If a user belongs to more than one mapped Google group, MailSlurp can assign more than one mapped role during sign-in. The user can then enter each environment grant allowed by those roles.

Users with no mapped group

If a user can launch the Google app but no role mapping matches, MailSlurp uses the organization's SAML default-role behavior.
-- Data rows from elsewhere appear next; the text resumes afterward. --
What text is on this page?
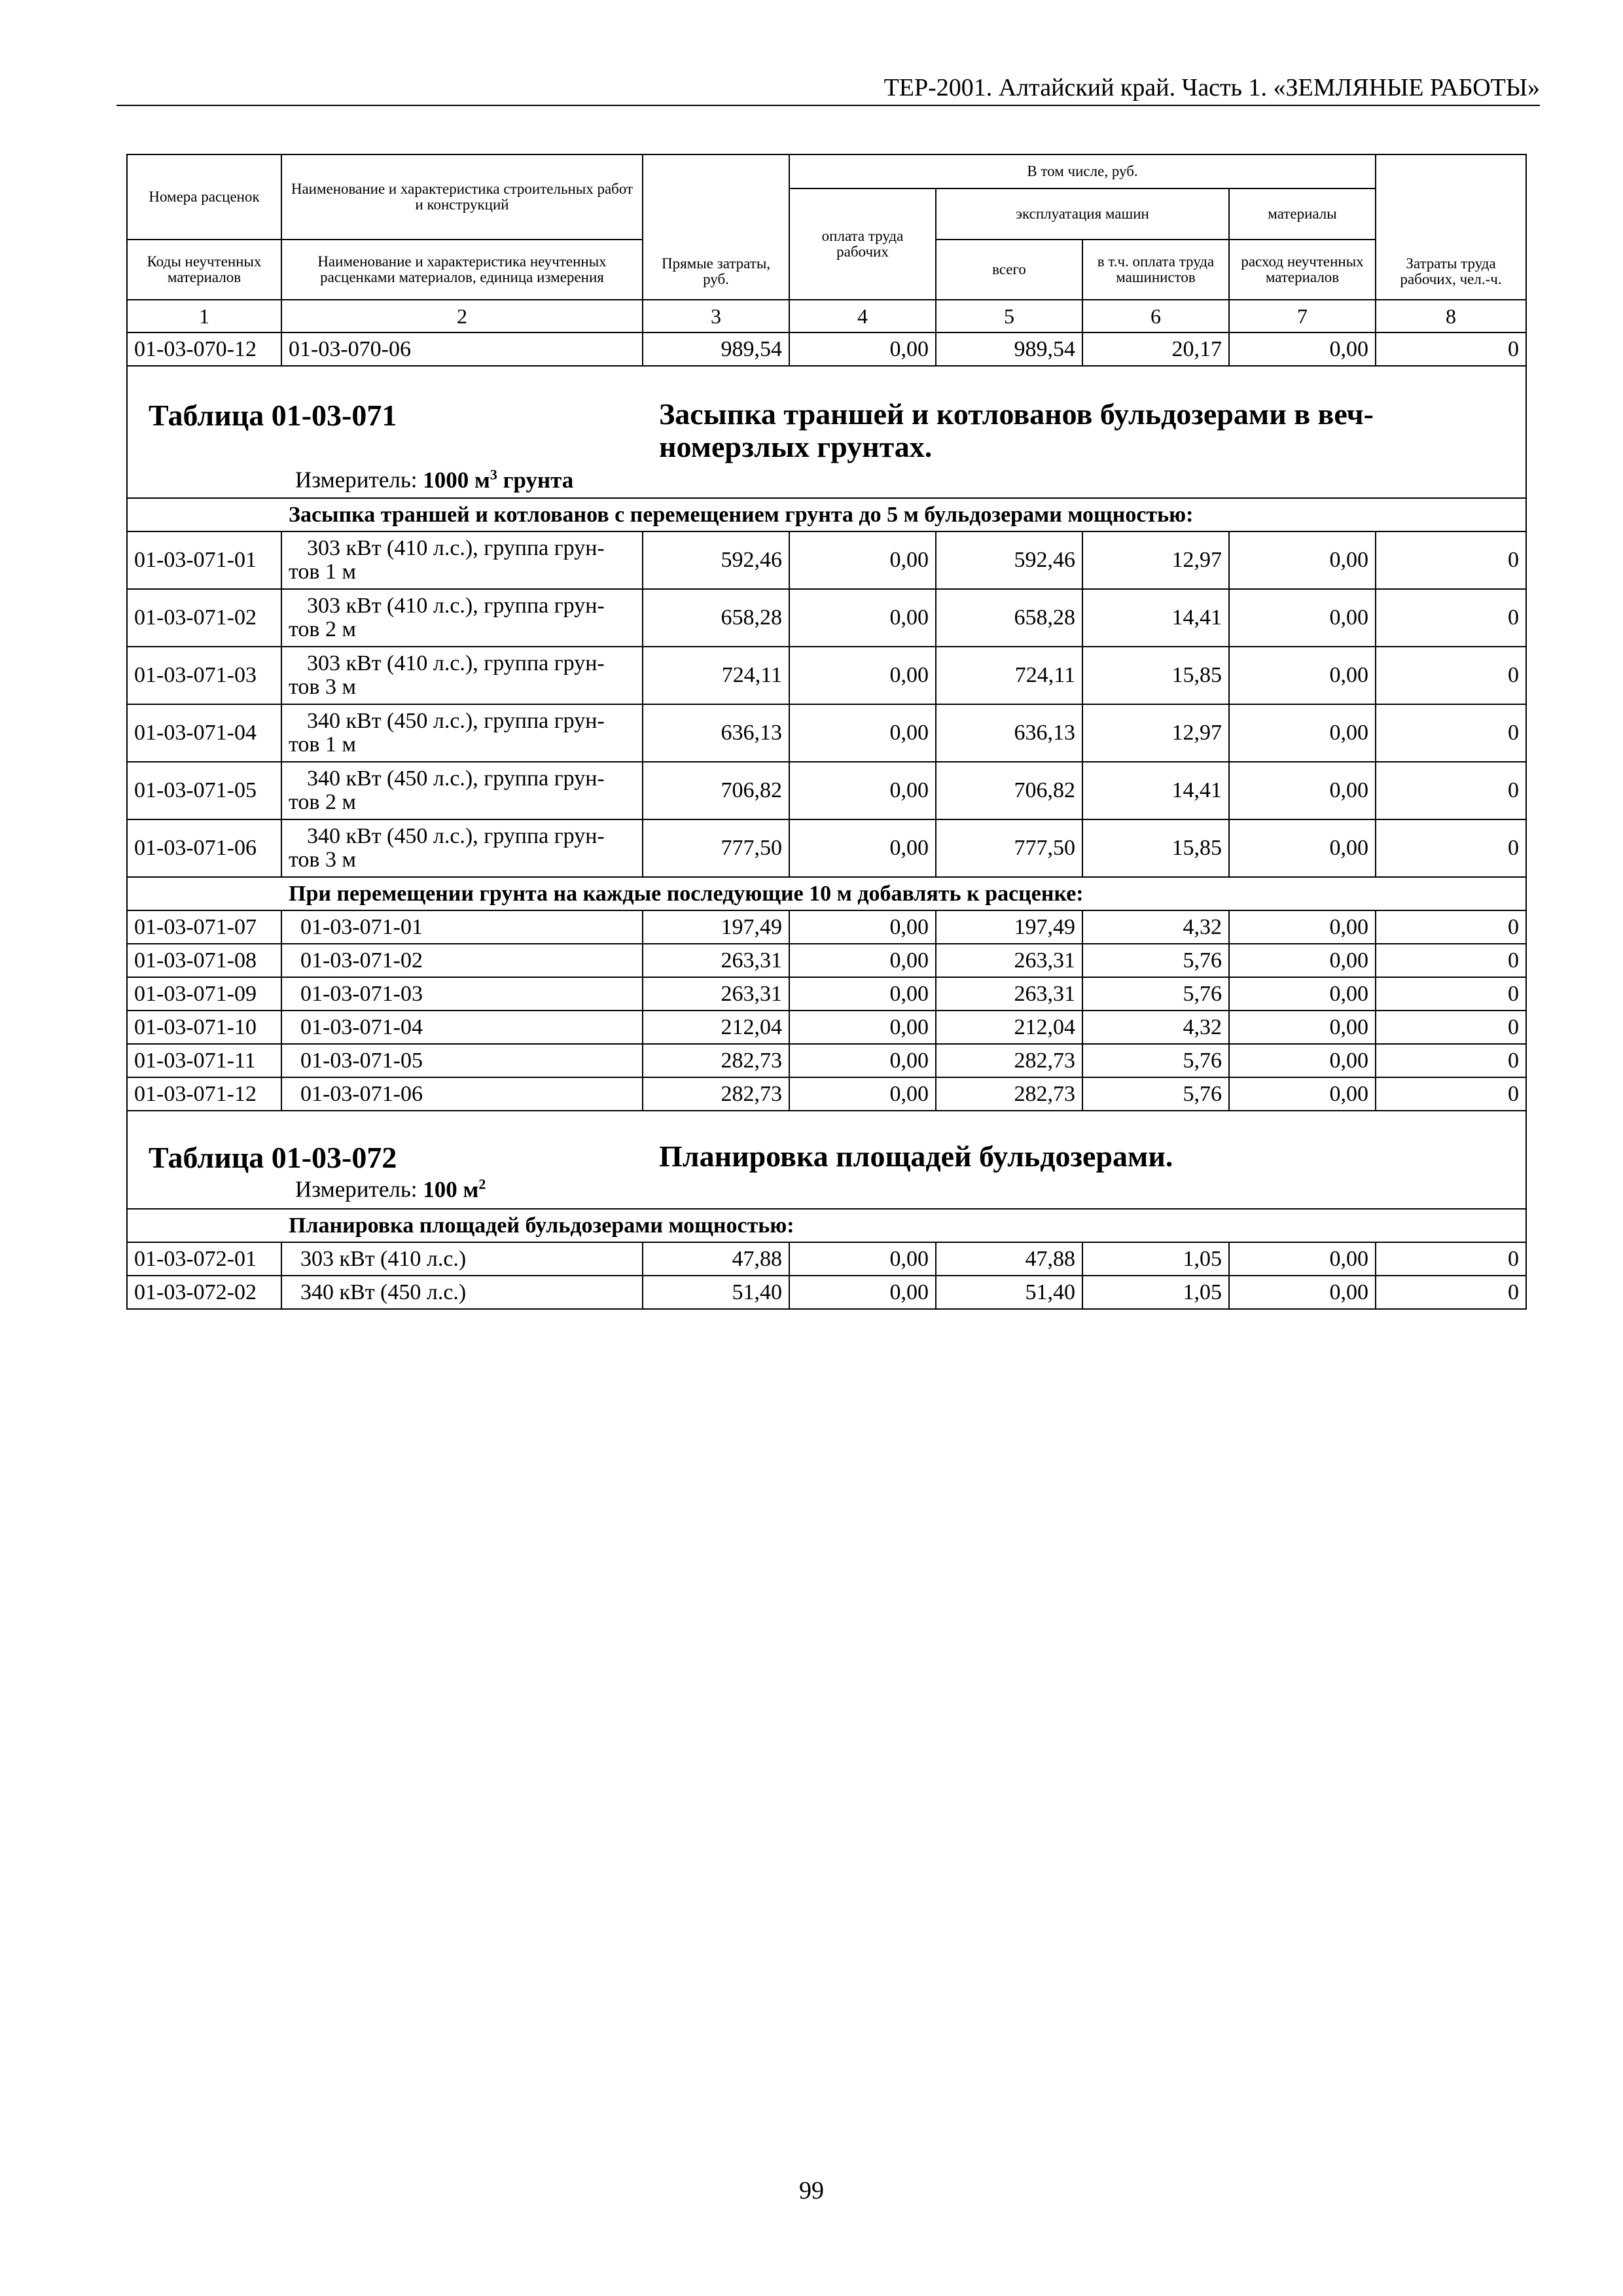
ТЕР-2001. Алтайский край. Часть 1. «ЗЕМЛЯНЫЕ РАБОТЫ»
Номера расценок	Наименование и характеристика строительных работ и конструкций	Прямые затраты, руб.	В том числе, руб.				Затраты труда рабочих, чел.-ч.
			оплата труда рабочих	эксплуатация машин		материалы	
Коды неучтенных материалов	Наименование и характеристика неучтенных расценками материалов, единица измерения			всего	в т.ч. оплата труда машинистов	расход неучтенных материалов	
1	2	3	4	5	6	7	8
01-03-070-12	01-03-070-06	989,54	0,00	989,54	20,17	0,00	0

Таблица 01-03-071 Засыпка траншей и котлованов бульдозерами в веч-
номерзлых грунтах.
Измеритель: 1000 $м^3$ грунта							

Засыпка траншей и котлованов с перемещением грунта до 5 м бульдозерами мощностью:							
01-03-071-01	303 кВт (410 л.с.), группа грун-
тов 1 м	592,46	0,00	592,46	12,97	0,00	0
01-03-071-02	303 кВт (410 л.с.), группа грун-
тов 2 м	658,28	0,00	658,28	14,41	0,00	0
01-03-071-03	303 кВт (410 л.с.), группа грун-
тов 3 м	724,11	0,00	724,11	15,85	0,00	0
01-03-071-04	340 кВт (450 л.с.), группа грун-
тов 1 м	636,13	0,00	636,13	12,97	0,00	0
01-03-071-05	340 кВт (450 л.с.), группа грун-
тов 2 м	706,82	0,00	706,82	14,41	0,00	0
01-03-071-06	340 кВт (450 л.с.), группа грун-
тов 3 м	777,50	0,00	777,50	15,85	0,00	0
При перемещении грунта на каждые последующие 10 м добавлять к расценке:							
01-03-071-07	01-03-071-01	197,49	0,00	197,49	4,32	0,00	0
01-03-071-08	01-03-071-02	263,31	0,00	263,31	5,76	0,00	0
01-03-071-09	01-03-071-03	263,31	0,00	263,31	5,76	0,00	0
01-03-071-10	01-03-071-04	212,04	0,00	212,04	4,32	0,00	0
01-03-071-11	01-03-071-05	282,73	0,00	282,73	5,76	0,00	0
01-03-071-12	01-03-071-06	282,73	0,00	282,73	5,76	0,00	0

Таблица 01-03-072 Планировка площадей бульдозерами.
Измеритель: 100 $м^2$

Планировка площадей бульдозерами мощностью:							
01-03-072-01	303 кВт (410 л.с.)	47,88	0,00	47,88	1,05	0,00	0
01-03-072-02	340 кВт (450 л.с.)	51,40	0,00	51,40	1,05	0,00	0
99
For strict environment lockdown, avoid broad default roles and keep each environment grant restricted to a mapped role.

Users without Google app access

If the app is off for a user and none of their groups have app access, Google blocks the app launch before MailSlurp receives a SAML assertion.

Validation checklist

Before rollout:

  1. Confirm the Google app shows ON only for the intended groups.
  2. Confirm the Google SAML attribute mapping sends selected groups to the groups attribute.
  3. Create one MailSlurp SAML role mapping for each emitted group value.
  4. Test one user assigned only to the DEV group.
  5. Confirm that user receives the DEV MailSlurp role.
  6. Confirm that user can enter only the expected role-restricted environments.
  7. Repeat with PTEST, STEST, and VTEST users.
  8. Disable email login only after SAML login has been verified.

Troubleshooting

  • If Google rejects the setup, confirm the ACS URL and Entity ID match the MailSlurp service provider values.
  • If Google says the Entity ID is already used, set a unique Entity ID in Google and set the same value as the MailSlurp audience.
  • If the user cannot launch the app, confirm the app is on for the user's Google group.
  • If the user signs in but receives no MailSlurp role, check the exact groups claim value emitted by Google and update the MailSlurp mapping.
  • If users see too many environments, review each environment grant and restrict it to the intended MailSlurp role.
  • If users see too few environments, confirm they belong to the correct Google group and that the matching MailSlurp role mapping is enabled.